Le tumulte dura plusieurs secondes avant qu’il puisse ajouter :

—                       Depuis plus d’un millier d’années, nous avons gardé les atomiques en réserve. Mais elles ont toujours été considérées comme l’arme du recours ultime  – le jugement dernier pour détruire les planètes et effacer la vie. Nous disposons de suffisamment d’ogives, mais Omnius considère depuis toujours que c’est une menace vaine car nous n’avons jamais osé nous en servir. Il est grand temps de surprendre les machines pensantes et de leur faire regretter leur nonchalance.

Le Vice-roi intervint alors, fort de son droit :

—                       Les machines ont capturé et torturé ma fille. Elles ont assassiné mon petit-fils qui portait mon nom, un garçon que ni son père ni moi ne connaîtrons. Ces maudits robots méritent le plus terrible châtiment que nous puissions leur infliger.

Le vacarme se poursuivit et, à la surprise générale, Serena rejoignit Xavier sous le dôme des orateurs :

—                       La Terre n’est plus qu’un cimetière désormais, que les machines piétinent. Tous les humains sont morts. (Elle retint son souffle avant de continuer.) Que nous reste-t-il à préserver ? Qu’avons-nous à perdre ? (D’autres images d’abominations circulaient dans la salle.) Les populations captives se sont rebellées sur Terre et ont été anéanties. Toutes ! Est-ce que ce sacrifice ne représente rien pour nous ? Allons-nous accepter que les machines n’en paient pas les conséquences ? Ou bien devons-nous faire payer Omnius pour tout ça ?...

—                       Mais la Terre est le berceau de l’humanité ! lâcha le Magnus de Giedi Prime. Comment pouvons-nous envisager une pareille destruction ?

—                       Et c’est la rébellion sur Terre qui a lancé le Jihad ! rétorqua Serena. Nous devons répandre cette nouvelle splendide sur tous les autres Mondes Synchronisés, ce qui déclenchera peut-être d’autres étincelles, d’autres révoltes. Mais d’abord, il faut supprimer l’Omnius de la Terre... quoi qu’il nous en coûte.

—                       Pouvons-nous rejeter une pareille occasion ? renchérit Xavier Harkonnen. Nous disposons de l’arsenal des atomiques. Nous avons les nouveaux boucliers de Tio Holtzman pour protéger nos vaisseaux. Et enfin la population, qui est derrière nous et qui crie le nom de Serena Butler dans les rues. Mon Dieu, il faut que nous fassions quelque chose dès maintenant.
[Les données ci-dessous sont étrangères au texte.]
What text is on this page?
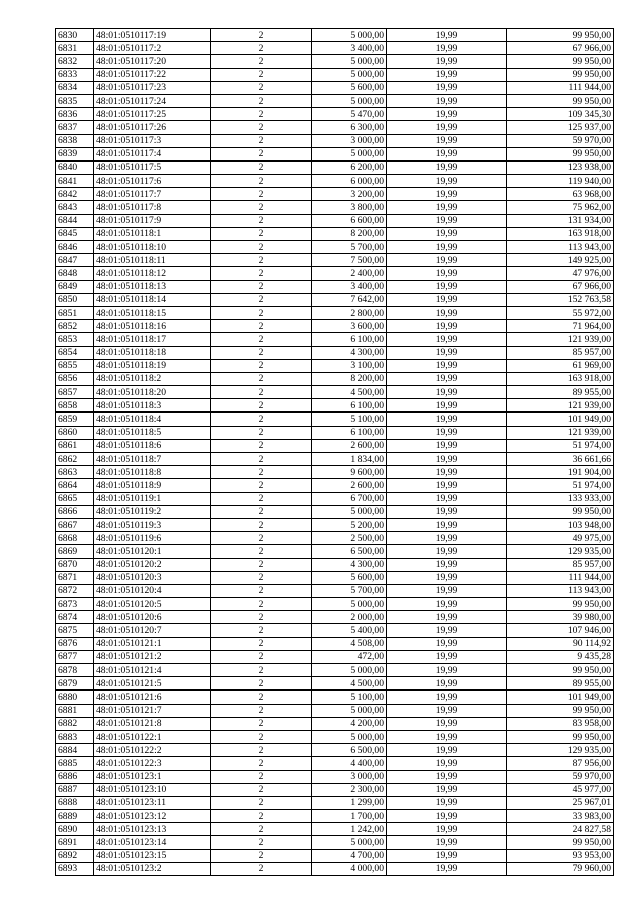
6830	48:01:0510117:19	2	5 000,00	19,99	99 950,00
6831	48:01:0510117:2	2	3 400,00	19,99	67 966,00
6832	48:01:0510117:20	2	5 000,00	19,99	99 950,00
6833	48:01:0510117:22	2	5 000,00	19,99	99 950,00
6834	48:01:0510117:23	2	5 600,00	19,99	111 944,00
6835	48:01:0510117:24	2	5 000,00	19,99	99 950,00
6836	48:01:0510117:25	2	5 470,00	19,99	109 345,30
6837	48:01:0510117:26	2	6 300,00	19,99	125 937,00
6838	48:01:0510117:3	2	3 000,00	19,99	59 970,00
6839	48:01:0510117:4	2	5 000,00	19,99	99 950,00
6840	48:01:0510117:5	2	6 200,00	19,99	123 938,00
6841	48:01:0510117:6	2	6 000,00	19,99	119 940,00
6842	48:01:0510117:7	2	3 200,00	19,99	63 968,00
6843	48:01:0510117:8	2	3 800,00	19,99	75 962,00
6844	48:01:0510117:9	2	6 600,00	19,99	131 934,00
6845	48:01:0510118:1	2	8 200,00	19,99	163 918,00
6846	48:01:0510118:10	2	5 700,00	19,99	113 943,00
6847	48:01:0510118:11	2	7 500,00	19,99	149 925,00
6848	48:01:0510118:12	2	2 400,00	19,99	47 976,00
6849	48:01:0510118:13	2	3 400,00	19,99	67 966,00
6850	48:01:0510118:14	2	7 642,00	19,99	152 763,58
6851	48:01:0510118:15	2	2 800,00	19,99	55 972,00
6852	48:01:0510118:16	2	3 600,00	19,99	71 964,00
6853	48:01:0510118:17	2	6 100,00	19,99	121 939,00
6854	48:01:0510118:18	2	4 300,00	19,99	85 957,00
6855	48:01:0510118:19	2	3 100,00	19,99	61 969,00
6856	48:01:0510118:2	2	8 200,00	19,99	163 918,00
6857	48:01:0510118:20	2	4 500,00	19,99	89 955,00
6858	48:01:0510118:3	2	6 100,00	19,99	121 939,00
6859	48:01:0510118:4	2	5 100,00	19,99	101 949,00
6860	48:01:0510118:5	2	6 100,00	19,99	121 939,00
6861	48:01:0510118:6	2	2 600,00	19,99	51 974,00
6862	48:01:0510118:7	2	1 834,00	19,99	36 661,66
6863	48:01:0510118:8	2	9 600,00	19,99	191 904,00
6864	48:01:0510118:9	2	2 600,00	19,99	51 974,00
6865	48:01:0510119:1	2	6 700,00	19,99	133 933,00
6866	48:01:0510119:2	2	5 000,00	19,99	99 950,00
6867	48:01:0510119:3	2	5 200,00	19,99	103 948,00
6868	48:01:0510119:6	2	2 500,00	19,99	49 975,00
6869	48:01:0510120:1	2	6 500,00	19,99	129 935,00
6870	48:01:0510120:2	2	4 300,00	19,99	85 957,00
6871	48:01:0510120:3	2	5 600,00	19,99	111 944,00
6872	48:01:0510120:4	2	5 700,00	19,99	113 943,00
6873	48:01:0510120:5	2	5 000,00	19,99	99 950,00
6874	48:01:0510120:6	2	2 000,00	19,99	39 980,00
6875	48:01:0510120:7	2	5 400,00	19,99	107 946,00
6876	48:01:0510121:1	2	4 508,00	19,99	90 114,92
6877	48:01:0510121:2	2	472,00	19,99	9 435,28
6878	48:01:0510121:4	2	5 000,00	19,99	99 950,00
6879	48:01:0510121:5	2	4 500,00	19,99	89 955,00
6880	48:01:0510121:6	2	5 100,00	19,99	101 949,00
6881	48:01:0510121:7	2	5 000,00	19,99	99 950,00
6882	48:01:0510121:8	2	4 200,00	19,99	83 958,00
6883	48:01:0510122:1	2	5 000,00	19,99	99 950,00
6884	48:01:0510122:2	2	6 500,00	19,99	129 935,00
6885	48:01:0510122:3	2	4 400,00	19,99	87 956,00
6886	48:01:0510123:1	2	3 000,00	19,99	59 970,00
6887	48:01:0510123:10	2	2 300,00	19,99	45 977,00
6888	48:01:0510123:11	2	1 299,00	19,99	25 967,01
6889	48:01:0510123:12	2	1 700,00	19,99	33 983,00
6890	48:01:0510123:13	2	1 242,00	19,99	24 827,58
6891	48:01:0510123:14	2	5 000,00	19,99	99 950,00
6892	48:01:0510123:15	2	4 700,00	19,99	93 953,00
6893	48:01:0510123:2	2	4 000,00	19,99	79 960,00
—                       Oui, ajouta Iblis, c’est Dieu qui veut que nous fassions cela !

Les représentants étaient à la fois impressionnés et effrayés, mais il n’y eut aucune altercation. Finalement, après un long silence agité, le Vice-roi posa la question de confiance à la Ligue des Nobles.

Le vote fut acquis au premier tour sous les acclamations de l’assemblée.

 — Il est donc décidé que la Terre, ancien berceau de l’humanité, deviendra la première tombe des machines pensantes.